Thursday, December 24, 2009

SPOILER ALERT: Barack Obama was my brother's tooth fairy.

This evening I need to address a phenomenon that irks the innermost part of my soul. It incites rage violent enough to motivate the kicking of puppies and other similar assorted adorable things. It's completely unavoidable, and what's worse is that it seems to easy to combat but every attempt brings certain failure. What phenomenon is this? The event in which the conditioner ALWAYS runs out before the shampoo. WHY?!

Agreed? Completely unavoidable. I've had hair for almost 22 years now. (I was pretty much bald till I was 3. My mom had to scotch tape a bow to my head so people would know I was a girl.
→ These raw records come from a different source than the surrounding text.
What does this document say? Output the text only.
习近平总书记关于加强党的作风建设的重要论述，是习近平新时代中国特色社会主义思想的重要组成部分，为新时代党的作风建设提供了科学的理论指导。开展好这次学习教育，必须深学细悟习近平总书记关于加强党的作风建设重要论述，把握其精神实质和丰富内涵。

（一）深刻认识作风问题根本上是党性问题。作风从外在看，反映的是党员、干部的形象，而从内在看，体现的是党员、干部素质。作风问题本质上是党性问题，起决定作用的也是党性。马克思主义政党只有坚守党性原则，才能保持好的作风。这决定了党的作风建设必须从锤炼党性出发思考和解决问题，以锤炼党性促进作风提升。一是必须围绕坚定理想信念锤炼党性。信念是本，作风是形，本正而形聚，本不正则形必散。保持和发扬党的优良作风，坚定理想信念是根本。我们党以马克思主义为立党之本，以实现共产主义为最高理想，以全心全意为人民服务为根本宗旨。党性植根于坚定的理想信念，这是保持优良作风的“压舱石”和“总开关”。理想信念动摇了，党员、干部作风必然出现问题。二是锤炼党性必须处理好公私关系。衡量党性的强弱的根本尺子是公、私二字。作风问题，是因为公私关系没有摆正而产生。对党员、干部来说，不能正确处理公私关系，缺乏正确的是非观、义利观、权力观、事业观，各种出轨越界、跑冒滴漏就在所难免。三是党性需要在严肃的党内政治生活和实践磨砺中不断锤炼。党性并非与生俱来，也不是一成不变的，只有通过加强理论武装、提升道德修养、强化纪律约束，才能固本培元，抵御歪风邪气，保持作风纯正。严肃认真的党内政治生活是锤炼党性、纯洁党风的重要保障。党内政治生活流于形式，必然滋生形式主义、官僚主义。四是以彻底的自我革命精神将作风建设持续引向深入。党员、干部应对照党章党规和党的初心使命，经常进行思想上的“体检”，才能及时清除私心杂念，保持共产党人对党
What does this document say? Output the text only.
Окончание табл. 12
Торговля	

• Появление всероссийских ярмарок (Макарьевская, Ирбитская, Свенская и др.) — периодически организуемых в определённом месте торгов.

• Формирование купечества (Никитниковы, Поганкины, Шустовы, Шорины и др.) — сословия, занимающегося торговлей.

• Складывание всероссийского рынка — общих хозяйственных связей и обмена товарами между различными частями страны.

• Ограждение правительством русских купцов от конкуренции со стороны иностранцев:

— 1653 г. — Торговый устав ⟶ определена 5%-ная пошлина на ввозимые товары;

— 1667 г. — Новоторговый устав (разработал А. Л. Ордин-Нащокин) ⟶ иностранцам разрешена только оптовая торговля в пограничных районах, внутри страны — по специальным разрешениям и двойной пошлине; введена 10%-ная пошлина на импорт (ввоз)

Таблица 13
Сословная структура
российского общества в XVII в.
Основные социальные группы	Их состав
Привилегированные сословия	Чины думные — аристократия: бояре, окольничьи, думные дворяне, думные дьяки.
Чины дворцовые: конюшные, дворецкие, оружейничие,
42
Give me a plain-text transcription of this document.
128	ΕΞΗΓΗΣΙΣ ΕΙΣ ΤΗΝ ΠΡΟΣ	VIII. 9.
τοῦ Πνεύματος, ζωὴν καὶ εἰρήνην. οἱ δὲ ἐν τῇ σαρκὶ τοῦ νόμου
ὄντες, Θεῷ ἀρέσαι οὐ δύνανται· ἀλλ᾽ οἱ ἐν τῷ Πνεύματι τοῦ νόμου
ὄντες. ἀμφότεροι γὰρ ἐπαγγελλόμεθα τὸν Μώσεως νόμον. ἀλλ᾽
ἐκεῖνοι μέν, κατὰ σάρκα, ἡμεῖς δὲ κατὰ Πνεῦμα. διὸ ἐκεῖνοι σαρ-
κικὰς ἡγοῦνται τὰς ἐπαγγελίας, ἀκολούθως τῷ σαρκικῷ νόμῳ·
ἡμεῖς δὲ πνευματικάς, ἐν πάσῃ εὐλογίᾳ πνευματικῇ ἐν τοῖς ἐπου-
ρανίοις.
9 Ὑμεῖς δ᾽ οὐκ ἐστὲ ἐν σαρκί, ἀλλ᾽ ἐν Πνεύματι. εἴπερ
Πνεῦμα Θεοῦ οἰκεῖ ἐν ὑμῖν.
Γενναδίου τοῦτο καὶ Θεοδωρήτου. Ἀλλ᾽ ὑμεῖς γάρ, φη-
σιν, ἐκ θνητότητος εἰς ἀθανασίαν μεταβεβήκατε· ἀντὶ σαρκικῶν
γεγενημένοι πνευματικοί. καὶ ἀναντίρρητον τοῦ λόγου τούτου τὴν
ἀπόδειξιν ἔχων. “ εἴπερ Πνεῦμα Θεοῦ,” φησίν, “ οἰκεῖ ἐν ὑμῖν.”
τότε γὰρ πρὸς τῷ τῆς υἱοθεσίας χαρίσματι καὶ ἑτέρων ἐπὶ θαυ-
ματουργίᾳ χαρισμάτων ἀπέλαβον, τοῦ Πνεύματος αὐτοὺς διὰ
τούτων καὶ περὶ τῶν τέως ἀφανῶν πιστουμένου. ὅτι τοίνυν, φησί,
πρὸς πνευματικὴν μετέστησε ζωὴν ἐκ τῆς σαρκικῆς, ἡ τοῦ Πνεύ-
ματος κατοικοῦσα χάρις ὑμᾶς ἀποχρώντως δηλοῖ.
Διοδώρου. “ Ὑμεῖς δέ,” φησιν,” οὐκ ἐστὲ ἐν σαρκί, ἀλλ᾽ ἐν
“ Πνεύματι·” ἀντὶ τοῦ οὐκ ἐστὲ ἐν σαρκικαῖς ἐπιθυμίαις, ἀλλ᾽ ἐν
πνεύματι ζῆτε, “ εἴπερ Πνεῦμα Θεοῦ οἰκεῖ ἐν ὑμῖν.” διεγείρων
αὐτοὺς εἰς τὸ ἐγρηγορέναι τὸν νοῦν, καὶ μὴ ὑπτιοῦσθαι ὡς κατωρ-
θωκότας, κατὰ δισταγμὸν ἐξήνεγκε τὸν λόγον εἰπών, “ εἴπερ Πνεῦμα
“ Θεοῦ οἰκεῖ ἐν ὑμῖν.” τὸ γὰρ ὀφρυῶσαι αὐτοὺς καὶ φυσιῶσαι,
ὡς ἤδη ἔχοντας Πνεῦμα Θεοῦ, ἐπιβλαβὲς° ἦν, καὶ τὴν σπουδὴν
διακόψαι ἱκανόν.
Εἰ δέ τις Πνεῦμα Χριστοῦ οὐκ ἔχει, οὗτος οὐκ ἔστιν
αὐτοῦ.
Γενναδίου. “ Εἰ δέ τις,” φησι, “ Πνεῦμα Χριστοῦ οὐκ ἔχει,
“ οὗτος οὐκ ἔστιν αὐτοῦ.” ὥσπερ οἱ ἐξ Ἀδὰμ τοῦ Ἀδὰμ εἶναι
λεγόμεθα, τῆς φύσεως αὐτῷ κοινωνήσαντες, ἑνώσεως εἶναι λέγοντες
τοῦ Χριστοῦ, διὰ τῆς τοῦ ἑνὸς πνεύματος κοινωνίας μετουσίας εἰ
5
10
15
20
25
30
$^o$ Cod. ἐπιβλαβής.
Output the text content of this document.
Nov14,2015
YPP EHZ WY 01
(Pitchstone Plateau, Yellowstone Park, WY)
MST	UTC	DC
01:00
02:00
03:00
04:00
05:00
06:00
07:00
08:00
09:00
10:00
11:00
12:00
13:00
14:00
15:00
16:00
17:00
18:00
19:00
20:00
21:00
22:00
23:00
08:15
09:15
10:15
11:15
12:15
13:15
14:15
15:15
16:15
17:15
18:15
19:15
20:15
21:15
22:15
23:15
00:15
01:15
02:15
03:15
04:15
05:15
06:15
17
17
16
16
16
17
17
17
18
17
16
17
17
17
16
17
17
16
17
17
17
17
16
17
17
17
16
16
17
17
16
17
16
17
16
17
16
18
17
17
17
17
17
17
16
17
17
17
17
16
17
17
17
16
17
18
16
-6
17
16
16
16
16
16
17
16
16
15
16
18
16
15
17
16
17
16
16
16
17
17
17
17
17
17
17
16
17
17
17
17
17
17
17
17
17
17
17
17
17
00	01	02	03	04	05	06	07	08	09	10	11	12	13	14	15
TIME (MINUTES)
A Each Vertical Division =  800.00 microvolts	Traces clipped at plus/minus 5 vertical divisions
I spent the first three years of my life looking like a Christmas gift.) No matter how many times I try, the conditioner runs out before the shampoo does. It can't be stopped. But it MUST be stopped. This is a vicious injustice. I've tried everything. I ration the conditioner as if it were fuel in 1942. I splurge on shampoo to try and even things out. I am an expert at the putting water in the conditioner bottle and shaking it like crazy to get every last drop out. It has never worked. I have never run out of both products at the same time. Not once. I am convinced that the tooth fairy has moved from exchanging money for teeth to sneaking into bathrooms and siphoning conditioner out of the bottle. I have half a mind to booby trap my shower and catch the little slore in action. I have beef with the tooth fairy. My brother and I must have been contracted by two different tooth fairies. My teeth gathered a dollar per piece on average. My brother received a minimum of three dollars for each tooth, and I distinctly remember his right bicuspid fetching five whole dollars. We are 3 years and 7 months apart, and being an economics major, I know for absolute fact that the inflation rate in the mid-90s was not between 300 and 500 percent. I'm pretty sure my brother's tooth fairy was Barack Obama. It was very difficult for me to watch him buy 3-5 times the candy I could buy and even harder to watch him toothlessly chomp away at whatever would rot the next tooth and bring in another outrageously high tooth subsidy. A politics lesson at an early age. And you wonder why I vote red.

Back to the conditioner. As my own silent protest, I like to quit using the shampoo when the conditioner runs out and refuse to buy the same brand again. I'm not one to fall to big brother shampoo company's scheme to get us to buy another round of S&C. I know they know it's a problem. But do they make the bottles two different sizes to compensate? Absolutely not, because they're supercalifragilisticexpialiDOUCHES. As a sad little consequence of my protest, I have 18 bottles of shampoo, 1/3 full sitting in my bathroom. What am I supposed to do now?! Wash the dishes? My plates could use some strength, moisture and shine. And I'm sure that the silverware wouldn't mind smelling like Redken. I checked, and consignment stores do carry shampoo. eBay? I can't be the only one with this problem. If only I could find someone with the opposite problem: a shampoo overuser. Now that would be something. Worthy of being the subject of a child's nursery rhyme. Or a Lifetime Network Original Movie.

Bottom line, there has got to be a solution. I'll catch that deviant tooth fairy eventually, but until then, please keep all puppies away from my right foot.

Moving on.

I'm 24, I live on my own, and as such I exercise rights that I did not have when living at home with my parents. These include, but are not limited to: jumping on the bed whenever I want, eating cookies for breakfast, sitting too close to the TV, and most of all -- not making my bed every morning. I see no point in it. I am going to sleep in it the next night, so why bother? It takes quite a bit of very tactical tossing and turning to get my covers twisted into the position that satisfies me. I owe it to myself to not make extra work for myself every night by starting the tangling process all over again. To this, my dad would reply: "You wipe your butt every day, but you're going to poop again, so make your bed." I can't tell you how many times I have heard him say this. First of all Dad, EW. Second, these are two completely different things. It's like comparing apples and extended cab diesel pickup trucks.

My bed does not itch if I don't make it. Nor does it start to develop unpleasant odor, or leave streaks in my underwear. See, completely different things.

And that is why I do not make my bed.